En se mettant au travail sur cette bande-originale, Sylvain Texier a non seulement dû prendre de la distance vis à vis de ce qui faisait figure de premières traces sonores contingentes de Gerry, un film de Gus Van Sant datant de 2002, à savoir le Spiegel Im Spiegel et le Fur Alina d’Arvo Part… Mais aussi ne pas se laisser intimider par la force de ce film très contemplatif, tourné peu de temps avec le magistral Elephant (2003), palmé à Cannes. Il y avait comme une évidence pour le Rennais à s’approprier les images du cinéaste américain, lui qui définit sa musique comme un espace de contemplation. Sylvain Texier aurait tout aussi bien pu revisionner le Old Joy de Kelly Reichardt et cette phrase prononcée par Will Oldham qui nous hante longtemps après : « Happiness is just an old joy« , en somme le bonheur n’est qu’une joie qui a vieilli. C’est peut-être cela toute l’essence de la musique de Sylvain Texier, ramener à la vie des images qui ont vieilli, reconstruire le rythme de la réflexion d’un individu qui marche sans savoir vers quoi ni qui il se dirige. C’est cela que l’on entend dans Gerry (Music Inspired By The Motion Picture), une suite de pièces instrumentales jouée tantôt au seul piano, tantôt nimbée de mesures électroniques. D’une infinie délicatesse, la musique d’Ô Lake vous happe dès la première note pour ne plus vous quitter.

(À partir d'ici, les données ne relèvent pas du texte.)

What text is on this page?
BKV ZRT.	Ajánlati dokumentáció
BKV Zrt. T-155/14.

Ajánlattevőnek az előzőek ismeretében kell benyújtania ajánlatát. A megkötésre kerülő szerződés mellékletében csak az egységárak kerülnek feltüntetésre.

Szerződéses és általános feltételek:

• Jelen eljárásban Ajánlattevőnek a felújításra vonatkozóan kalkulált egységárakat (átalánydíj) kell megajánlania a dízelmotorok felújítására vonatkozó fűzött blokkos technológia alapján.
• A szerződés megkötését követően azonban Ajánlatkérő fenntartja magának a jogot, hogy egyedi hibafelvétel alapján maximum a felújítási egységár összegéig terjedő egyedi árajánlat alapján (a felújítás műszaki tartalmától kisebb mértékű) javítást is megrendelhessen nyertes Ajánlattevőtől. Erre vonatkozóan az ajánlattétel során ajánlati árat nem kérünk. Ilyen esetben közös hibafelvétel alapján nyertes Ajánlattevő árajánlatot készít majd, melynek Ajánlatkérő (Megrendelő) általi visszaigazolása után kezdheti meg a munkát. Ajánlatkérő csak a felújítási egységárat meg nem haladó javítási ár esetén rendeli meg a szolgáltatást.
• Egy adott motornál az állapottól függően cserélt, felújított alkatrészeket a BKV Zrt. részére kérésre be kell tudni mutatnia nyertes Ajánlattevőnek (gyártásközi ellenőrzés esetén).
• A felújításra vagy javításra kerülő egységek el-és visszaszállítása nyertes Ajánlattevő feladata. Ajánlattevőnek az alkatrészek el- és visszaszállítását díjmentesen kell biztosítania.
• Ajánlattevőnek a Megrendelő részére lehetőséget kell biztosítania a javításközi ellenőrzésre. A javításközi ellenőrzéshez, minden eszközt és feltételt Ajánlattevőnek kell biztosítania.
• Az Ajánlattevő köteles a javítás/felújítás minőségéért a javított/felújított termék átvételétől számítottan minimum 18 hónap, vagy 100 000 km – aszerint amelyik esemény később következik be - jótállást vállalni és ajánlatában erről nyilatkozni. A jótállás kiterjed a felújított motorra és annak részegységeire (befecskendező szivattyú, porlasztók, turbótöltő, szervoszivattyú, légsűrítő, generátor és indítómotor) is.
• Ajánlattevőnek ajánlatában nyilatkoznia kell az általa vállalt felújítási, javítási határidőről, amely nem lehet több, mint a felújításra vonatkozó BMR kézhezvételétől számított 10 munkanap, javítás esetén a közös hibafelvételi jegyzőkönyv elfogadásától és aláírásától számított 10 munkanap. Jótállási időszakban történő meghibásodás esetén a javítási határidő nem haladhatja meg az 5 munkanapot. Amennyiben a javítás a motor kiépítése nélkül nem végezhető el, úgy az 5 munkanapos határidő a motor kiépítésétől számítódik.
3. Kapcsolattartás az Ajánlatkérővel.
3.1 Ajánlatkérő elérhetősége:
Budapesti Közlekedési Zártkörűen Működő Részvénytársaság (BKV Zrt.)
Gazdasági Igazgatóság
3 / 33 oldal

Ô Lake aurait pu choisir la facilité et prolonger les idées initiales de Gus Van Sant en s’appuyant sur un seul piano minimal et aérien à la manière de l’Estonien sur la B.O d’origine. Ce serait exagéré de dire que Sylvain Texier prend le contrepied des choix artistiques du réalisateur, mais il nous propose ici une relecture des images du film avec des mélodies changeantes et versatiles parfois nimbées de mélancolie, parfois d’une angoisse sourde, d’autre fois d’une monotonie menaçante. Il serait malhonnête de ne pas dire que parfois on perçoit quelques réminiscences d’Arvo Pärt, en particulier dans cette pièce vagabonde et fugitive qu’est Alone.
A l’époque de la sortie du film, en 2002, Gus Van Sant disait : Dans Gerry, il y a cette formule un peu nouvelle chez moi de la durée, de l’élongation : combien de temps peut-on tenir un seul plan ? Pour la composition de la musique qui accompagne sa perception personnelle de Gerry, Sylvain Texier joue lui-aussi sur les durées, la métronomie et le silence. Sa musique est ici portée par des motifs qui se répètent au sein d’une même structure. Fonctionnant un peu comme une juxtaposition de textures et de couches, l’ensemble tente paradoxalement l’épure avec une belle pertinence. On pourrait rapprocher ces visions à la fois lyriques et intériorisées de celles du Matt Kidd de Slow Meadow, l’un comme l’autre semblant s’être nourris des arpèges de synthétiseur d’Angelo Badalamenti. Il se dégage de la musique de Sylvain Texier, que ce soit avec Ô Lake ou avec The Last Morning Soundtrack, un romantisme ou une naïveté toute adolescente, une émotion qui n’a pas encore été totalement filtrée par la maturité. Il y a comme une innocence qui vient contraster avec l’image de ces deux hommes qui marchent dans la Vallée de la Mort.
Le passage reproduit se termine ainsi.